Google’s Android Privacy Sandbox, is a multi-year initiative that aims at providing a more private web browsing page for users while still giving advertisers new tools to enable more effective personalized advertising.
In April, the first review of the Android Privacy Sandbox was released and it allowed developers to test out the Topics API and SDK runtime. Having added these permissions from the first review, the second review has been released by the Big G.
What’s the second review of the Android Privacy Sandbox about?
The second review includes an early preview of the MeasurementManager attribution reporting APIs. The company’s release stated what users can do with this new API using your test devices. Here are some:
- You can call registersource() and registerTrigger() to register app ad events and receive event-level reporting data for app-to-app attribution.
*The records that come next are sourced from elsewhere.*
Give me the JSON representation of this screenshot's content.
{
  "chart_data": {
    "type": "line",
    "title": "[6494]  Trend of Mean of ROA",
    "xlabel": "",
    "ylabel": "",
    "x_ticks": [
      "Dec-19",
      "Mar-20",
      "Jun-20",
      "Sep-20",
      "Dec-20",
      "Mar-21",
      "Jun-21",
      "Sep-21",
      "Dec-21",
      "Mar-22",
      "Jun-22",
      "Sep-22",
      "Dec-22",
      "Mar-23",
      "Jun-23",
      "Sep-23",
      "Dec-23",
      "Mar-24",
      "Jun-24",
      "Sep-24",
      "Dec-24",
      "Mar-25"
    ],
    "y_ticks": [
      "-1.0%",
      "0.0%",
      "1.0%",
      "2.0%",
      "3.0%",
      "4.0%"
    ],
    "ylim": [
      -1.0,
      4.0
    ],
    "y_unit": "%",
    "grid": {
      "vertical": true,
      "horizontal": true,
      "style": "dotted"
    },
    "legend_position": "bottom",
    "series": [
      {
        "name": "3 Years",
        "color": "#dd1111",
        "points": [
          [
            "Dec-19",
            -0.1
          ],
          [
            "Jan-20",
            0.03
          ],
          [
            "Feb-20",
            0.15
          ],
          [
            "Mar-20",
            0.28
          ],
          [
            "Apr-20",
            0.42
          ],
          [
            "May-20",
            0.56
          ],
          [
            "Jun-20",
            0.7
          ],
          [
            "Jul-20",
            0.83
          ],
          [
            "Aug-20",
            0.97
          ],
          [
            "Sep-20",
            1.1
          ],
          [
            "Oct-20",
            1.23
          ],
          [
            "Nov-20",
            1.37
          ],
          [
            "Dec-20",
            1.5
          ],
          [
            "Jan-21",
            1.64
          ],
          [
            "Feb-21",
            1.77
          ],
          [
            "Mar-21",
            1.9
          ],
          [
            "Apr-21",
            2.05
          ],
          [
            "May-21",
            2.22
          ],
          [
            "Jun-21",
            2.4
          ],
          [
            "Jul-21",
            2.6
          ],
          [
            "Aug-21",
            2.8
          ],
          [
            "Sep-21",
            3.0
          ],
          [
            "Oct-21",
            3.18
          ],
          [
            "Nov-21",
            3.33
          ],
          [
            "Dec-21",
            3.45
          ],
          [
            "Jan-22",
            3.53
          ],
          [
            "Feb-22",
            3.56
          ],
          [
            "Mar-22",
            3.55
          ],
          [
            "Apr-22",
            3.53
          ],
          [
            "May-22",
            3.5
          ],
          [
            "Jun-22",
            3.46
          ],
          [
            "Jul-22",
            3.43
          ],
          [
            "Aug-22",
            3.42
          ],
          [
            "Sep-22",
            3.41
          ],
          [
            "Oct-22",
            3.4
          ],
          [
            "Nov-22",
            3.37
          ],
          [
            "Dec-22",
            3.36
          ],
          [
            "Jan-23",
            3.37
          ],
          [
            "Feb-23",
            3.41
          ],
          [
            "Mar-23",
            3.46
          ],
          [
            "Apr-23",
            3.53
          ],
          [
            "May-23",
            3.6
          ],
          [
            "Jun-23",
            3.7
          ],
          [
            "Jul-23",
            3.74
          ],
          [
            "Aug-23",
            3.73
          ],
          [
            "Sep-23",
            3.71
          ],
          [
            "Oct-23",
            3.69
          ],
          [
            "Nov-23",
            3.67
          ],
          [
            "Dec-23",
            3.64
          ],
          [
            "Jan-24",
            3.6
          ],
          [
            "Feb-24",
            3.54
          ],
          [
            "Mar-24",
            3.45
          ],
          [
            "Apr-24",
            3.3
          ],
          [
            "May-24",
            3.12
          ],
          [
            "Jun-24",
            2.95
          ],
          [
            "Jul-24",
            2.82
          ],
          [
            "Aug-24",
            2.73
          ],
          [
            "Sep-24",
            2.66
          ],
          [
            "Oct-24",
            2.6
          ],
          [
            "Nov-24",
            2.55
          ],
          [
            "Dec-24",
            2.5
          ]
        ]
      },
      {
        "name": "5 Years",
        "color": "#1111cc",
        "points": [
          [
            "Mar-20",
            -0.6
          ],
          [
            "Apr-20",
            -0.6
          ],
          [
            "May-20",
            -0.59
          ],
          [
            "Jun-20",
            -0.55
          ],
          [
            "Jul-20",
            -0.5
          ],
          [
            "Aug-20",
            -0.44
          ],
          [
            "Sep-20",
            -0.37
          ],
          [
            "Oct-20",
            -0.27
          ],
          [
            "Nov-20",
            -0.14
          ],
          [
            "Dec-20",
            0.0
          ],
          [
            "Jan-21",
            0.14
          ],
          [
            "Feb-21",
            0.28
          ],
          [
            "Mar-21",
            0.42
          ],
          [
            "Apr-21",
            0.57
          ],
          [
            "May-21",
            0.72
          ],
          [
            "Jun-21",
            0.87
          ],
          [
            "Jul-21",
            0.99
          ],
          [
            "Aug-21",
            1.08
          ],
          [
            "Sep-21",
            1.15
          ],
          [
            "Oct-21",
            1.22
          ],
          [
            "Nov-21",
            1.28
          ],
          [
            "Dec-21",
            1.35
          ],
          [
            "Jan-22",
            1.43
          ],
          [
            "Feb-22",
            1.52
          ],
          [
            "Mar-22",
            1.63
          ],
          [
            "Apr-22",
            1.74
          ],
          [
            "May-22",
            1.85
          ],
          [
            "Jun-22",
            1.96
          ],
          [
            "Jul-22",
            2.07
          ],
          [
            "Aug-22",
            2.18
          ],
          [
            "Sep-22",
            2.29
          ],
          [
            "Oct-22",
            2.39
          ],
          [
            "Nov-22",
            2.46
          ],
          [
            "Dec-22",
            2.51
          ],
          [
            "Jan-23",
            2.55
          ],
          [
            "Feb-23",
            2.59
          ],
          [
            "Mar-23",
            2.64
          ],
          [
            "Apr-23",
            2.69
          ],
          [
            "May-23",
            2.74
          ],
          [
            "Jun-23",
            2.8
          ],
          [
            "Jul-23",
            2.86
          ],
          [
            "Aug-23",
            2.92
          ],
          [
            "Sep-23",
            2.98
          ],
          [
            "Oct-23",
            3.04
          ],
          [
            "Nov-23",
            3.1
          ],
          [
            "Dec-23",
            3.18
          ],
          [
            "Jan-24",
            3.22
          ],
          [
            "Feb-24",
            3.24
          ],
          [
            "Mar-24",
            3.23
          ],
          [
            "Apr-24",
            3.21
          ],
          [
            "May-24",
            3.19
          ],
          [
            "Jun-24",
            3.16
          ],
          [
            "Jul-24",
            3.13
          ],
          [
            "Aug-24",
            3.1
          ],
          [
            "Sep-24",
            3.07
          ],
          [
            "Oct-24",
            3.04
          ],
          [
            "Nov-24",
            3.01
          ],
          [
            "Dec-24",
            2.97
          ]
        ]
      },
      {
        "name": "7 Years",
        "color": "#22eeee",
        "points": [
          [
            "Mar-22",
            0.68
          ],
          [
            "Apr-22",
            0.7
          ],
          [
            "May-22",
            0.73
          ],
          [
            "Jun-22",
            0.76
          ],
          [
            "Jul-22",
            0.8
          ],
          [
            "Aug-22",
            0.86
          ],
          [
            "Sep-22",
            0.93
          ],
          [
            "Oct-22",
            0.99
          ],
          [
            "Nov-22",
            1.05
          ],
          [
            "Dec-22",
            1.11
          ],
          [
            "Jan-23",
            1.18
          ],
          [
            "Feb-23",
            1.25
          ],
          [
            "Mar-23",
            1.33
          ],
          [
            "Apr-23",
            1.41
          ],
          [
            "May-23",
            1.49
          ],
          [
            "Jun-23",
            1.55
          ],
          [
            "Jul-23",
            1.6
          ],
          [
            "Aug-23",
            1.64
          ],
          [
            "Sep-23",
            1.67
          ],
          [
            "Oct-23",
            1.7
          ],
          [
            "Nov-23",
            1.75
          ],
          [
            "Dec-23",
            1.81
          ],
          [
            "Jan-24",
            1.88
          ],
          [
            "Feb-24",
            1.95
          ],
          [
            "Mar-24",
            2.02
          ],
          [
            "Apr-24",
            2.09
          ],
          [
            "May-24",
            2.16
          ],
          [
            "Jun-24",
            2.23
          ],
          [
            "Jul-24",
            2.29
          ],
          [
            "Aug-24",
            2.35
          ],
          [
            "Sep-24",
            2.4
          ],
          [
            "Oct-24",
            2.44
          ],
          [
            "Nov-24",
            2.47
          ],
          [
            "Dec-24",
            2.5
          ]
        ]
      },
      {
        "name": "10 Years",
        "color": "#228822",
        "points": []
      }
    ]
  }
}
Xdadevelopers’ current implementation uses last-touch attribution. Reports are scheduled to be sent out as defined by the reporting windows. Refer to the MeasurementManager API reference for more information.
- The actual report upload happens at the end of fixed intervals of time, rather than at the exact scheduled time. The reporting upload interval is 4 hours by default, but can be overridden with the following ADB command: ad shell device_config put services measurement_main_reporting_job_period_ms <duration in milliseconds>
Some other features expected on the MeasurementManager API from the Android Privacy Sandbox are aggregate reporting, redirects and of course post-install attribution. Furthermore, it was proposed that in future releases, there should be a sample app as well as a reference ad server for testing APIs.
Developers can try out this new Android Privacy Sandbox review on Android Simulator. In addition, the Pixel 4 series and later also get 64-bit system images, thanks to Google.